Commune de Puteaux / Christophe G.

article de presse - bonne foi - citation - diffamation - directeur de la publication - len - loi du 29 juillet 1981 - site internet

PROCEDURE

Par exploit d’huissier en date du 5 octobre 2004, le ministère public, agissant à la suite de deux plaintes déposées par la mairie de Puteaux les 18 juin et 20 juillet 2004, a fait citer devant ce tribunal, à l’audience du 9 novembre suivant, Christophe G., directeur de la publication du site internet accessible à l’adresse www.monputeaux.com, prévenu d’avoir, à Puteaux et Paris, le 26 avril 2004, diffusé dans la rubrique « revue de presse » de ce site, accessible par un lien hypertexte, un extrait d’article paru dans « Le Parisien » le 26 avril 2004 assorti des commentaires suivants :
« Le Parisien, dans ses pages nationales révèle aujourd’hui une nouvelle affaire trouble touchant la mairie de Puteaux. Cette fois, cela concerne les conditions d’attribution du marché de « Puteaux en neige ». Rappelons que notre ville a dépensé 1 million d’euros l’hiver dernier pour cette manifestation ! Et cela, rien qu’en prestations de services extérieures. C’est donc sans compter toutes les dépenses annexes engagées par les services municipaux. Cette somme (considérable !) est bien supérieure aux manifestations équivalentes organisées par d’autres municipalités en France. Pourquoi ? Comment ? Nous avons peut être un début de réponse dans cet article du Parisien :
« La mairie de Puteaux (Hauts de Seine) est assignée devant le Tribunal administratif par une ancienne employée. Cette dernière affirme que son licenciement est la conséquence de la dénonciation qu’elle a faite à ses supérieurs d’un marché public qu’elle estimait pour le moins sujet à caution.
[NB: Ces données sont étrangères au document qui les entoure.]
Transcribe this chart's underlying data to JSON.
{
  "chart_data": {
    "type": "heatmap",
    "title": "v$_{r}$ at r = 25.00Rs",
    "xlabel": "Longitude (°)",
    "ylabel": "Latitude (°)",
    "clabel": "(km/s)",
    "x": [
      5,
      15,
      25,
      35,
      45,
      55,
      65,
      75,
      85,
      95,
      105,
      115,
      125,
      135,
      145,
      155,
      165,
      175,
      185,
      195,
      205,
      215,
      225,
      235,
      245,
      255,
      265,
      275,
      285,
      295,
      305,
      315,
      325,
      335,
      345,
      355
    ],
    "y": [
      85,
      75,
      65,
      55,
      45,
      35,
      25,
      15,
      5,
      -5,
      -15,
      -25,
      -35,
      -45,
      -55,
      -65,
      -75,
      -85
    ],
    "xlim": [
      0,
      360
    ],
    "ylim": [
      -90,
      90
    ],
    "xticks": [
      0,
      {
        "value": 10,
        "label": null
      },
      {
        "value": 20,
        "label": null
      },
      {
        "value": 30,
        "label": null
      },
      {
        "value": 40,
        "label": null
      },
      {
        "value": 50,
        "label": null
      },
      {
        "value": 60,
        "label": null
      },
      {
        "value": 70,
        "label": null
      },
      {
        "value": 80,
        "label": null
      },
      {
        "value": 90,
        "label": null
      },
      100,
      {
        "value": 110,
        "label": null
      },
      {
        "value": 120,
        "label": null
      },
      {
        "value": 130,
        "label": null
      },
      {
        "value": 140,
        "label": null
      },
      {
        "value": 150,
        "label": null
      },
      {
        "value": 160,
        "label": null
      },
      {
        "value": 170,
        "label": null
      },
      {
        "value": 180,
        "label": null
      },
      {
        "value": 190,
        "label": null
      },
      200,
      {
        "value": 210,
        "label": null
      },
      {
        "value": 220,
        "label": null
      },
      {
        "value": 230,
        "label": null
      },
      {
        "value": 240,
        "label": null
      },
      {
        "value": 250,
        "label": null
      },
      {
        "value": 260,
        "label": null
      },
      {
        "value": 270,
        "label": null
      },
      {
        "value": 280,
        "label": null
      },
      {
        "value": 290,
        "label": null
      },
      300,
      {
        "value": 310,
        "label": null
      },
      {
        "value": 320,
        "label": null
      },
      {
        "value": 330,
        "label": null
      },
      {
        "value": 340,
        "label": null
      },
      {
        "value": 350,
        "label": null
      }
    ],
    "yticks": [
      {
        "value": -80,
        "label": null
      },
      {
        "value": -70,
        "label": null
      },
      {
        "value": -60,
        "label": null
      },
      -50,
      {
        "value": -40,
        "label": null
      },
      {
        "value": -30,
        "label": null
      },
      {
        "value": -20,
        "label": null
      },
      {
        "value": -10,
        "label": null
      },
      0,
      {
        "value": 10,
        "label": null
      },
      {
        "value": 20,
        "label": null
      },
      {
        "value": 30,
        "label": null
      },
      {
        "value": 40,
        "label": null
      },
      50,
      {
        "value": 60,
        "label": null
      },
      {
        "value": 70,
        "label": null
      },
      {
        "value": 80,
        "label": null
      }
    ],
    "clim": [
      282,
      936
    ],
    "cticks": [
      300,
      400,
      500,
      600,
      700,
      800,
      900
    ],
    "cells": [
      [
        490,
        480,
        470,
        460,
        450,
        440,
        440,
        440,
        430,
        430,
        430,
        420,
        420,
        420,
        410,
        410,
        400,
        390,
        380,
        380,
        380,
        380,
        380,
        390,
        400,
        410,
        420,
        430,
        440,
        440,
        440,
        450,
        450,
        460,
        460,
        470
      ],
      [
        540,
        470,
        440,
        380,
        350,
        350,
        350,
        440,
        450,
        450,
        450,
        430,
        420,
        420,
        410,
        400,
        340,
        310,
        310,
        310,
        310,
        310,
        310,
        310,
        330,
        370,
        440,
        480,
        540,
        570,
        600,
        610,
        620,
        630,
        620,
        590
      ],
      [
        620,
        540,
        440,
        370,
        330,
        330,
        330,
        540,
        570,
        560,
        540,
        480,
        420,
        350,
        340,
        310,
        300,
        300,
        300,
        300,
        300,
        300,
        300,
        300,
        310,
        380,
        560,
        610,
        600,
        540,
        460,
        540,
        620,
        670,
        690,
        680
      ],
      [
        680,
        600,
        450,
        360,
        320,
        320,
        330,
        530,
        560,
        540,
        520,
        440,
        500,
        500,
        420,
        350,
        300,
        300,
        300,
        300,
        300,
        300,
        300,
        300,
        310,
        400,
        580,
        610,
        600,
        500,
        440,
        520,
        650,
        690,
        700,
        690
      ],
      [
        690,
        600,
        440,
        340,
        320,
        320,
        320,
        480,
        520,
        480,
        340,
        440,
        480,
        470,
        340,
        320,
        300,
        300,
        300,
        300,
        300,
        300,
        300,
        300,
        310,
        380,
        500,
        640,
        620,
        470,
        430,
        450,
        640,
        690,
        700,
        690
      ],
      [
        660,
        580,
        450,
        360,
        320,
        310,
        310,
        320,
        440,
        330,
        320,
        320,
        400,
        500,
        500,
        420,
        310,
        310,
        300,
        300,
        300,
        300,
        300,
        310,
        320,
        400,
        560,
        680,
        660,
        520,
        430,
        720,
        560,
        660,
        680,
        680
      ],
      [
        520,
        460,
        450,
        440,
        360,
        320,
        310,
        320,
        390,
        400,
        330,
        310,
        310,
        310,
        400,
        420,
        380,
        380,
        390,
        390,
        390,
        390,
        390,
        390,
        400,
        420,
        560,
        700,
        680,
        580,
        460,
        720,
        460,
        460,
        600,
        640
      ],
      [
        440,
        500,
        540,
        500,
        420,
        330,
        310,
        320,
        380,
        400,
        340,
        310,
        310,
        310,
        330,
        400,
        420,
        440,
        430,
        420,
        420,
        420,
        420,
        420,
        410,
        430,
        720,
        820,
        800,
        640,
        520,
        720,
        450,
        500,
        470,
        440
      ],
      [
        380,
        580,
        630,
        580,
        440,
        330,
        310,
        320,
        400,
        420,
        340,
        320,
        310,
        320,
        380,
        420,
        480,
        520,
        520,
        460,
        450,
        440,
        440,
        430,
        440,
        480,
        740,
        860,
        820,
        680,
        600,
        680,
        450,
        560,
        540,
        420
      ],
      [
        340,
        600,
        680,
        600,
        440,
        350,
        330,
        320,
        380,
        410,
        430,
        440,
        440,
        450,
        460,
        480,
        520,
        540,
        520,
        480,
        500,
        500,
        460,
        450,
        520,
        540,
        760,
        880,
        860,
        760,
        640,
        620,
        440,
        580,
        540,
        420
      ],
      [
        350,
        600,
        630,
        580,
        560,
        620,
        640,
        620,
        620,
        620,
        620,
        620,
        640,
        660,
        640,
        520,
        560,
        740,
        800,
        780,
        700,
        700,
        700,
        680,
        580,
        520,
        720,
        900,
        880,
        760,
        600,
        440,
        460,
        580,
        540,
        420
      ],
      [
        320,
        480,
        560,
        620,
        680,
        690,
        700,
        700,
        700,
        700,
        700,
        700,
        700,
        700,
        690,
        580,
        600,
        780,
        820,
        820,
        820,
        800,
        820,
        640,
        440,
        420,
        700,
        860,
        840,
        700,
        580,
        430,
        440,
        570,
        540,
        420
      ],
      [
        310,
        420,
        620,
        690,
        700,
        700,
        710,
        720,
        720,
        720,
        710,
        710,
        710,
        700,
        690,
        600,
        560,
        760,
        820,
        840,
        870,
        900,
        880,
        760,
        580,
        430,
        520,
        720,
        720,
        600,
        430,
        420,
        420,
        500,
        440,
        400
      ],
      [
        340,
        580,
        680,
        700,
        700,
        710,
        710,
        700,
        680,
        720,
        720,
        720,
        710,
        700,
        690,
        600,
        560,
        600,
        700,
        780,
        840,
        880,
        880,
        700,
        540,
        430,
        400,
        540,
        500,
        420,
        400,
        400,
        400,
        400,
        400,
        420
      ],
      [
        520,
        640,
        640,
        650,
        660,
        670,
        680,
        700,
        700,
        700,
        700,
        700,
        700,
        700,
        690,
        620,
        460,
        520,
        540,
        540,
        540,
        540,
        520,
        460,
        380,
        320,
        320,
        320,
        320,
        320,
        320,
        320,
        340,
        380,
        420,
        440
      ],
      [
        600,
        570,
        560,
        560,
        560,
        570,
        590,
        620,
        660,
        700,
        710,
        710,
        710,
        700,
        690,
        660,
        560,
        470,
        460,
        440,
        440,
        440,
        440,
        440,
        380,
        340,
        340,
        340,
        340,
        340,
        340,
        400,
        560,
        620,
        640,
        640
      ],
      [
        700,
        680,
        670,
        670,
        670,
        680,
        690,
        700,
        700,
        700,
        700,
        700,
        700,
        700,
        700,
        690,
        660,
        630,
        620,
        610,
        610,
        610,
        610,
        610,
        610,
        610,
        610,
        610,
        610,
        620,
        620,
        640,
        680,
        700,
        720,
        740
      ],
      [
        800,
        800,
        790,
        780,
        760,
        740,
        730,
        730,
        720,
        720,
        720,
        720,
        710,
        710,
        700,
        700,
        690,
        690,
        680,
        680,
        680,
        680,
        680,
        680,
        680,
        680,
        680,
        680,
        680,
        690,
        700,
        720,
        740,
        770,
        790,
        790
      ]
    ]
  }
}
La Mairie nie en bloc et avance l’incompétence de cette femme pourtant expérimentée. Les 19 et 20 avril derniers, l’ancienne salariée dit avoir reçu des menaces téléphoniques d’un homme qui lui conseillant « de laisser tomber » sans quoi elle verrait « comment ça se passe quand on touche aux amis ». Pour ces faits, elle a déposé une main courante puis une plainte auprès de la police ».
« Ayant moi-même reçu ce genre d’appels téléphoniques (insultes et menaces que j’ai enregistrées et diffusées sur mon site!), vous pouvez imaginer mon choc en lisant ces lignes dans le Parisien. Ce témoignage est à recevoir avec sérieux »,

propos comportant à l’encontre d’un corps constitué, en l’espèce la mairie de Puteaux, l’imputation des faits diffamatoires précis suivants :

– d’avoir mis un terme brutal au contrat de Mme Anne Marie F. non en raison de motifs liés à sa compétence ou plus généralement à la qualité de son service, mais parce qu’elle aurait dénoncé un marché public, en l’espèce les conditions d’attribution du marché public « Puteaux en neige » qui serait sujet à caution ;
– de s’être rendue complice d’une infraction pénale par instructions voire même d’en être l’auteur en proférant des menaces, fait prévu et réprimé par les articles 222-17 et le cas échéant 121-7 du code pénal, en l’espèce en ayant fait téléphoner à Mme F., par « un homme » qui lui aurait demandé de « laisser tomber sans quoi elle verrait comment cela se passe quand on touche aux amis » d’une part et ayant téléphoner à Christophe G., auteur de la revue de presse, d’autre part,

faits prévus et punis par les articles 23, 29 al. 1, 30, 42, 43 et 48 al. 1 de la loi du 29 juillet 1881, 93-3 de la loi du 29 juillet 1982.

DISCUSSION

Sur les propos poursuivis

Il résulte du constat d’huissier produit par la partie civile que le texte visé à la prévention figurait, le 26 mai 2004, sur le site internet accessible à l’adresse www.monputeaux.com sous le titre « 26.04.2004 Revue de presse : Nouveaux remous à la mairie de Puteaux (LE PARISIEN) », étant précisé, d’une part, que la partie de ce texte présentée comme une citation du quotidien Le Parisien, qui en constitue le deuxième paragraphe, était reproduite, sur le site, en italiques, distincts des caractères classiques utilisés pour le premier et le troisième paragraphes, et introduite par le sous titre -qui n’a pas été repris à la prévention- : « Extrait de l’article du Parisien : » et, d’autre part, qu’à la suite du texte figuraient un lien hypertexte, signalé par les mots « Lire l’article du Parisien », ainsi que les mentions « Rédigé par Christophe G. le 26.04.2004 à 10H00 dans Justice, les C. ont fait, Revue de presse l Lien permanent l Commentaires ».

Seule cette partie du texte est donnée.